Being the oldest and vital mode of trade, the shipping industry slowly flourished. So, in the early 19th century, the construction of canals was considered to improve inland transportation and to facilitate a two-way travel link between two land locked seas. Such man-made waterways not only facilitate transportation of cargo and people, but also irrigation, urban water supply, hydroelectric power generation etc.
A ship canal, in particular, is a waterway built along major seawater routes with an aim to enable the ships and boats to pass from one body of water to another in an economic manner. It basically intends to connect the inland cities with a direct shipping link to the water bodies including seas, lakes, and rivers, offering an alternative route to the vessels, particularly cargo vessels. Such canals, historically were of immense importance as they offer shorter transportation routes across major seawater networks and also help to regulate maritime traffic internally within countries.
Even today, there are hundreds of shipping canals all over the world such as Panama Canal, the Suez, The White Sea-Baltic Sea and Volga-Don Canal, etc. All of them with different features like some being longer than others, some narrower, some busiest and much more. We will be taking you on a journey of some of those canals. So, sit back and enjoy your read – ‘The Series of Shipping Canals.’
The Corinth Canal
The first in our series is one of the oldest and narrowest canals in the world, the Corinth Canal. Located in Greece, it is a very important, time-saving, navigational route in Greek history.
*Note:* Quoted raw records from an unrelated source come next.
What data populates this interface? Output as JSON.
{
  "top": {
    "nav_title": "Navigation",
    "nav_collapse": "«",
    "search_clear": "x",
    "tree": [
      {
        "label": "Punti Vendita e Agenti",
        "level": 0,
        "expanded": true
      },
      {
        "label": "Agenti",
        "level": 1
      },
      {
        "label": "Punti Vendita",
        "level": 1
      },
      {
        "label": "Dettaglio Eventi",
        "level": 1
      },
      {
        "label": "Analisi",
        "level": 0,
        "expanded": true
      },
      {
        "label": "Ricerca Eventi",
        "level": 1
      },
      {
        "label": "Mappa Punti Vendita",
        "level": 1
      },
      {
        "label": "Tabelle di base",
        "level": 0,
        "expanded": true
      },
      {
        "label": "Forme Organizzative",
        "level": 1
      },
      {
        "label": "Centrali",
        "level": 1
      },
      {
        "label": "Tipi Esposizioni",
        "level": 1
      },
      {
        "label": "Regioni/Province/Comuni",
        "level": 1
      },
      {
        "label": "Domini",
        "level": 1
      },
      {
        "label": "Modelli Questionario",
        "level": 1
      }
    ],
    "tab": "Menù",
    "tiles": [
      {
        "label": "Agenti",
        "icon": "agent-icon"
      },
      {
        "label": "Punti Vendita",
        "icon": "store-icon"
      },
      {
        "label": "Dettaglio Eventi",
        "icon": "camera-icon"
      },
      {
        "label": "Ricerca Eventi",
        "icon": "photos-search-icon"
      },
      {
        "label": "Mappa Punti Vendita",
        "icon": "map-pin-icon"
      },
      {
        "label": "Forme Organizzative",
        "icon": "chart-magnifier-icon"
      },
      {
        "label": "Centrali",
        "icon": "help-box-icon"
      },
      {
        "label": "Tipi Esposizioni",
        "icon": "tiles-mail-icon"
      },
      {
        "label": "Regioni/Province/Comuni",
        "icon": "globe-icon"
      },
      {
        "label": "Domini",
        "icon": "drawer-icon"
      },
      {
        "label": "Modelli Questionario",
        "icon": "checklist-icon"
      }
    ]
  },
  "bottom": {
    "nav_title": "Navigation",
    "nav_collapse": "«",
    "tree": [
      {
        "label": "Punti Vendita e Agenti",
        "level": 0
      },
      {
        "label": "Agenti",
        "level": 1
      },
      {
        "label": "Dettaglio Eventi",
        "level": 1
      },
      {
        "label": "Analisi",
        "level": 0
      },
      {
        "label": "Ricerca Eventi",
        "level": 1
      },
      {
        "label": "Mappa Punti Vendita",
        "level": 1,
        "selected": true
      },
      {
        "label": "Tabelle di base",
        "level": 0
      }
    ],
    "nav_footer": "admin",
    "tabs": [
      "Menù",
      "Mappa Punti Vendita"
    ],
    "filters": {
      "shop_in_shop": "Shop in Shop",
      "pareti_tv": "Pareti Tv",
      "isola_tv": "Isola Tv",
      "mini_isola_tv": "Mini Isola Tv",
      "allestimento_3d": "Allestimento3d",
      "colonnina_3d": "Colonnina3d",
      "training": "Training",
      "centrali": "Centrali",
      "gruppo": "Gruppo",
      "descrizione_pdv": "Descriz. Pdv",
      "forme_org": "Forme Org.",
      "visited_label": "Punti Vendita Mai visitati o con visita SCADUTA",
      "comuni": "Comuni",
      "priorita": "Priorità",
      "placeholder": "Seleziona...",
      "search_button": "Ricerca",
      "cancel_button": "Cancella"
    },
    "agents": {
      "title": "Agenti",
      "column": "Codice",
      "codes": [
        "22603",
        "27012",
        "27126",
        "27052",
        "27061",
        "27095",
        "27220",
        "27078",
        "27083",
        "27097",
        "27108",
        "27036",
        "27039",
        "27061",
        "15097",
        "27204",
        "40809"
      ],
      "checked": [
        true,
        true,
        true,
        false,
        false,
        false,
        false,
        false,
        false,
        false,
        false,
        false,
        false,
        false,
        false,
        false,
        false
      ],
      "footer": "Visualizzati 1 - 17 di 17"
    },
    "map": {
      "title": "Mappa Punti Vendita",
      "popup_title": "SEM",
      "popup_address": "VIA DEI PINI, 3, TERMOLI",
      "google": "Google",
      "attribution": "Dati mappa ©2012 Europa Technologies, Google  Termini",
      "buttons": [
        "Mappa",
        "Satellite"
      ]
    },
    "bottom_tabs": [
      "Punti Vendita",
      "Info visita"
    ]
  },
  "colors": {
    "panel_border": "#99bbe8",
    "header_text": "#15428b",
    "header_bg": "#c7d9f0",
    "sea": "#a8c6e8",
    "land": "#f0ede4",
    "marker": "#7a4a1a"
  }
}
The Corinth Canal connects the Gulf of Corinth or Corinthian Gulf in the Adriatic (the northernmost arm of the Mediterranean Sea) with the Gulf of Aegina or Saronic Gulf in the Aegean Sea in the southeast. The 6.4-kilometre narrow canal conveniently separates the peninsula from the Greek mainland making the peninsula an island. Even today, around 11,000 ships per year travel through this waterway.
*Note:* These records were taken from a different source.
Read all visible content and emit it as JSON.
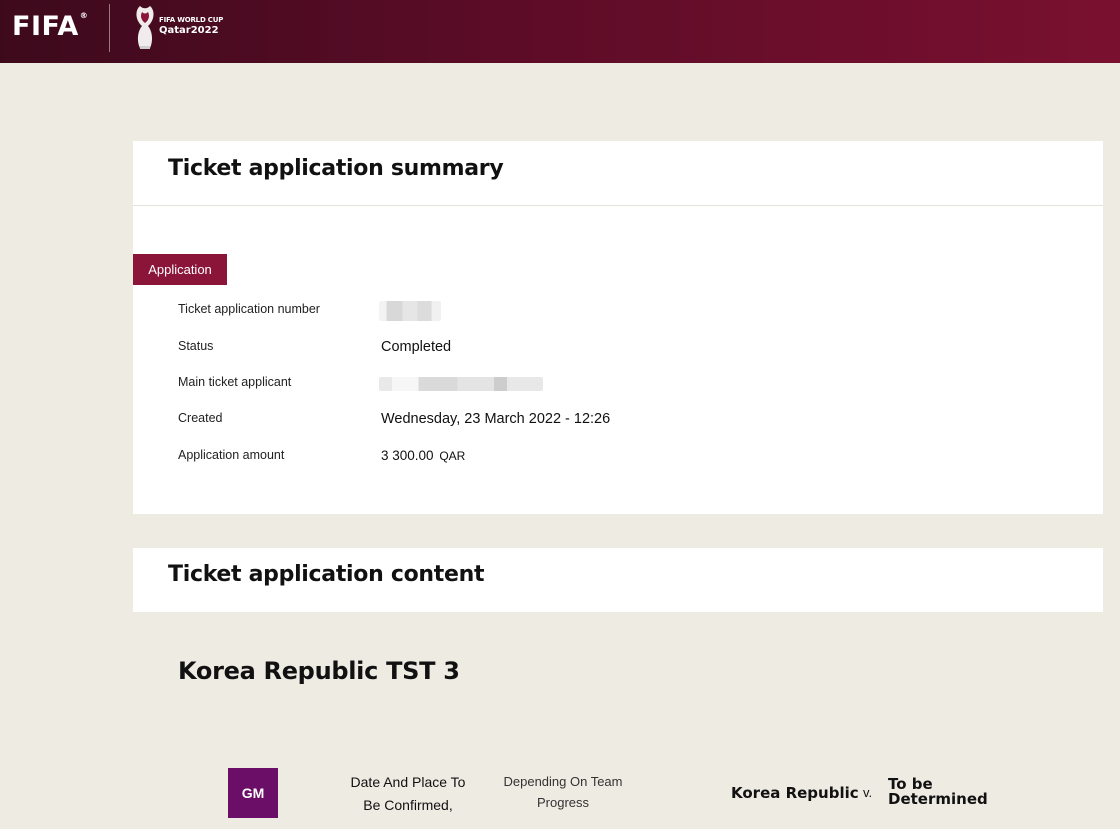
{
  "header": {
    "fifa_logo": "FIFA",
    "fifa_reg": "®",
    "event_line1": "FIFA WORLD CUP",
    "event_line2": "Qatar2022"
  },
  "summary": {
    "title": "Ticket application summary",
    "section_tag": "Application",
    "rows": [
      {
        "label": "Ticket application number",
        "value": ""
      },
      {
        "label": "Status",
        "value": "Completed"
      },
      {
        "label": "Main ticket applicant",
        "value": ""
      },
      {
        "label": "Created",
        "value": "Wednesday, 23 March 2022 - 12:26"
      },
      {
        "label": "Application amount",
        "value": "3 300.00",
        "currency": "QAR"
      }
    ]
  },
  "content": {
    "title": "Ticket application content",
    "match": {
      "title": "Korea Republic TST 3",
      "badge": "GM",
      "date_place_line1": "Date And Place To",
      "date_place_line2": "Be Confirmed,",
      "progress_line1": "Depending On Team",
      "progress_line2": "Progress",
      "team_home": "Korea Republic",
      "versus": "v.",
      "team_away": "To be Determined"
    }
  },
  "colors": {
    "brand": "#8a1538",
    "header_start": "#3d0a1c",
    "header_end": "#7a1030",
    "badge": "#6a0e68",
    "background": "#eeebe3"
  }
}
Initially, the ships in Aegean Sea wanting to cross to the Adriatic had to circle the ragged coastline of the Peninsula, leading to prolonged journey. Many Greek rulers dreamed of having a rather convenient passage. It is often believed that the ruler of Corinth, Periander was the first to conceive the idea of digging the Corinth Canal. However, due to complications like the area being highly volatile and prone to unprecedented earthquakes, lack of infrastructural facilities, and war, the construction of the canal was only procrastinated.
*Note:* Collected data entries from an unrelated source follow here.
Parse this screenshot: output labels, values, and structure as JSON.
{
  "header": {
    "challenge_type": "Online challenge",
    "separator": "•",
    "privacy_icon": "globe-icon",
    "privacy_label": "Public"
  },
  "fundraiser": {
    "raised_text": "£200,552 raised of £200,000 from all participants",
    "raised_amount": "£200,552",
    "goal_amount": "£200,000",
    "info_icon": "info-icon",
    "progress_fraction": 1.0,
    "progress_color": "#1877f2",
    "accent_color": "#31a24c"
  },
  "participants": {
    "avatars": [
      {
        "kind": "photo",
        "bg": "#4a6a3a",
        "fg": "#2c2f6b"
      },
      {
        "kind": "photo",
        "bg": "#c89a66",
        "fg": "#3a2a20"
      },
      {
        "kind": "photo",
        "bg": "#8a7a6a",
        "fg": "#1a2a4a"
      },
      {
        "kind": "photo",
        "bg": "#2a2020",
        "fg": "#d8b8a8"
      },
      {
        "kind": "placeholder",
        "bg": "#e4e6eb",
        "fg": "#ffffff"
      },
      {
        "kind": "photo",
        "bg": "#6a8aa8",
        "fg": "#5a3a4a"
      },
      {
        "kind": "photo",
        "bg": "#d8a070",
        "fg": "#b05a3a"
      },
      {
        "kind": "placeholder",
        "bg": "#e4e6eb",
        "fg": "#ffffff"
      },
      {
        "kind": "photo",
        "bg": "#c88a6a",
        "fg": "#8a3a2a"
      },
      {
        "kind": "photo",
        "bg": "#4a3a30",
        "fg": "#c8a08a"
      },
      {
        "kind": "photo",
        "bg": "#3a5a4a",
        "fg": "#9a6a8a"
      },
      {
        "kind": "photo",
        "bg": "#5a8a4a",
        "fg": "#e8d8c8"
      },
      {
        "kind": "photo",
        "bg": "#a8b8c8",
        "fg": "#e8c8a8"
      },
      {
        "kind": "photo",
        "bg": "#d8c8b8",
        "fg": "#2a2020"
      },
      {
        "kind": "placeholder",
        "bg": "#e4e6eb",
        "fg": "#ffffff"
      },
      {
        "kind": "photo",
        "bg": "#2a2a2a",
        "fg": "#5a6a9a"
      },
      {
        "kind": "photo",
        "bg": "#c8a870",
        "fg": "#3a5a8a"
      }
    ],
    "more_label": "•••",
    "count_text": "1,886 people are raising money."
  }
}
Therefore, in order to pass through the Isthmus of Corinth (the narrow land bridge which connects the Peloponnese peninsula with the rest of the mainland of Greece), Periander constructed the diolkós, a stone road that allowed small boats to be carried on wheeled cradles running in grooves, but this too was strenuous. Historic documents indicate that Emperor Nero started the construction of the canal with a group of 6,000 slaves, mostly Jewish prisoners of war, smashing around 3,000 meters of rock on the Corinthian Gulf side. Finally, after multiple attempts, the dream of the Greek rulers was realised in the late 19th century with the inauguration of the Corinth Canal on July 25, 1893.
Surrounded by spectacular steep cliff walls standing at a height of 63 metres, the canal not only helps a ship to save a journey of 185 nautical miles but also helps seafarers avoid the dangers of sailing around the Peninsula’s treacherous southern capes while moving between the Gulf of Corinth and the Saronic Gulf.
There have been some cases where the landslides from the steep walls have blocked the canal requiring long repairs. Even the channelled winds and tides are known to sometimes make navigation difficult. Another fact is that, only one ship can pass through the canal at a time on a one-way system. Further, particularly slim vessels and small recreational cruise lines such as Seabourn, Silversea and SeaDream can sail through it as it is just 21.3 metres wide. Regardless of this, the canal is a vital lifeline for ships wanting to enter the Aegean Sea. Several companies offer a cruise through the canal with a departure from Piraeus port for tourists. Some ships that are slightly larger have to be towed by tugs to pass through this. A notable exception occurred on October 9, 2019, when MS Braemar became the widest and longest ship to cruise through the canal. However, local authorities are still working on taking measures to enable the passage of bigger modern ocean freighters.